ストレス研究memo
タニカワ久美子のストレス研究memoVol.182
2024年12月21日更新
職場における運動習慣と顕在性不安による心拍数に与える影響
〜デスクワーカー10名を対象としたウェアラブルデバイスによる実証研究〜
谷川 久美子1) 佐倉 統2)
1) 株式会社けんこう総研
2) 東京大学大学院情報学環
抄録
本研究は、デスクワーカーを対象に、運動習慣と顕在性不安レベルが心拍数の変化に与える影響を調査した予備的研究である。心拍数の変動幅やパターンに基づき、個別化された職場での健康管理戦略を模索することを目的とした。
本研究には10名のデスクワーカーが参加し、職場での実践を想定した軽度から中等度の運動を実施した。ウェアラブルデバイスを用いて収集した心拍数データの分析から、参加者間で顕著な個人差が確認された。特に顕在性不安レベルが高い参加者では、一貫性のない心拍応答が観察された。一部の参加者は過剰な反応を示したが、他の参加者では最小限の変化に留まった。
また、性別による違いも確認され、男性は運動中の心拍数が急激に上昇する傾向が見られた一方で、女性は比較的安定した応答を示した。
これらの結果は、運動介入設計における画一的なアプローチの限界を示唆している。不安レベル、性別、基礎体力を考慮した個別化された戦略が、健康促進と生産性向上の鍵となる可能性がある。
キーワード: 心拍数、運動習慣、顕在性不安度、ウェアラブルデバイス
Ⅰ.はじめに
心拍数(Heart Rate: HR)の変動幅は、心血管および自律神経系の健康状態を評価する重要な指標である。Foxら(1971) およびColeら(1999) の研究は、運動直後における心拍数の回復速度が心血管系の健全性を示す指標として有効であることを示しており、特に1分間に12拍以上の減少が健康的な心臓自律神経の機能を反映することを報告している。一方、心拍数の回復が不十分である場合、心血管疾患リスクが高まる可能性が指摘されている。さらに、運動中の心拍数の増加と運動後の適切な低下は、自律神経系のバランスが良好であることを示す指標として注目されている(Lahiriら, 2008 ; Buchheitら, 2007 )。この変動幅が大きいことは、ストレス耐性や健康的な生理的応答能力が高いことを意味する。

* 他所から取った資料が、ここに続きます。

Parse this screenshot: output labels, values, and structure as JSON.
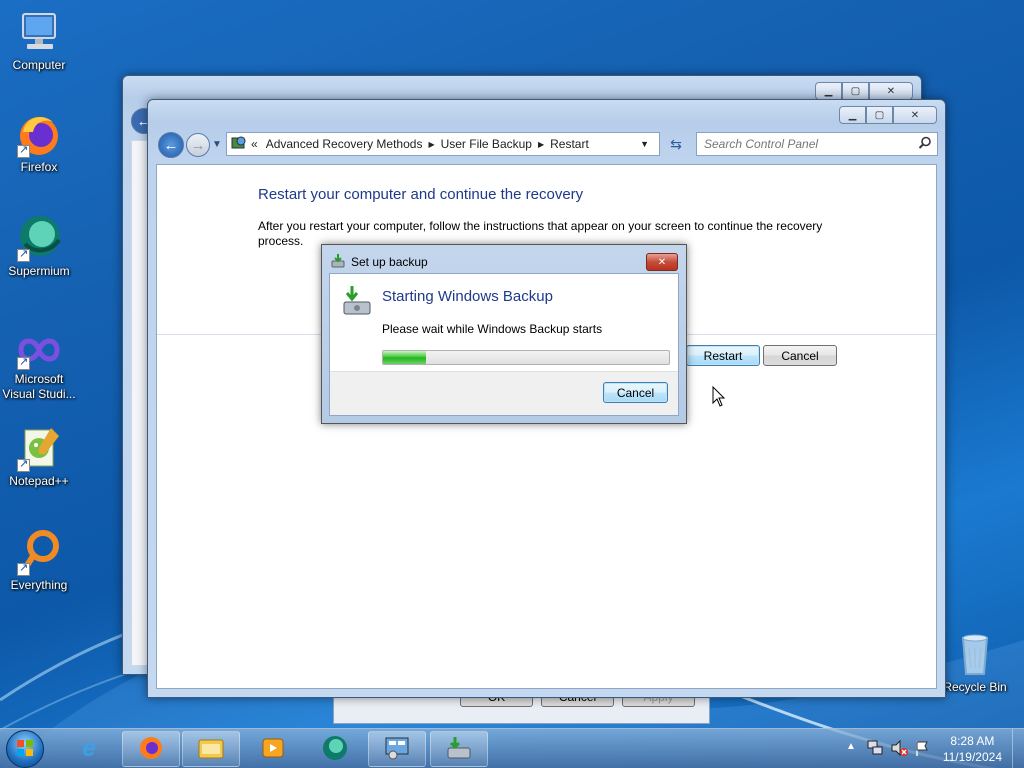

運動が健康に与える影響は、運動の方法や状況によって多様である。Sandra K(2017) は、強制的または義務的な運動が心理的ストレスを増加させ、健康効果を相殺する可能性を報告している。運動不足や運動に苦手意識を持つ人々にとって、運動そのものが新たなストレス源となり得る。こうした状況では、心拍数の変動をモニタリングすることで運動時および運動後のストレス反応を客観的に評価することが可能である。心拍数は、自律神経系の活動を反映する生理的指標として、ストレスや健康状態の評価に広く用いられている(Kimら, 2018)。
近年、ウェアラブルデバイス技術の進展により、日常生活や運動中の心拍数変動をリアルタイムでモニタリングすることが可能となった。この技術により、個人の生理的ストレス反応を即時的に把握し、適切な管理を行うためのデータが得られるようになった(Nakagomeら, 2023)。このような背景を踏まえ、本研究ではデスクワーカーを対象に、運動習慣および顕在性不安度が心拍数変動に与える影響を探索的に調査することを目的とする。
本研究は以下の視点を中心に構築されている。第一に、心拍数の変動パターンを詳細に解析することで、運動習慣や心理的要因が心拍数に与える影響を明らかにすること。第二に、得られたデータを基に、将来的な大規模研究の基盤となる仮説を形成することである。これにより、個別化されたストレス管理および健康増進プログラムの設計に寄与する知見を提供することを目指す。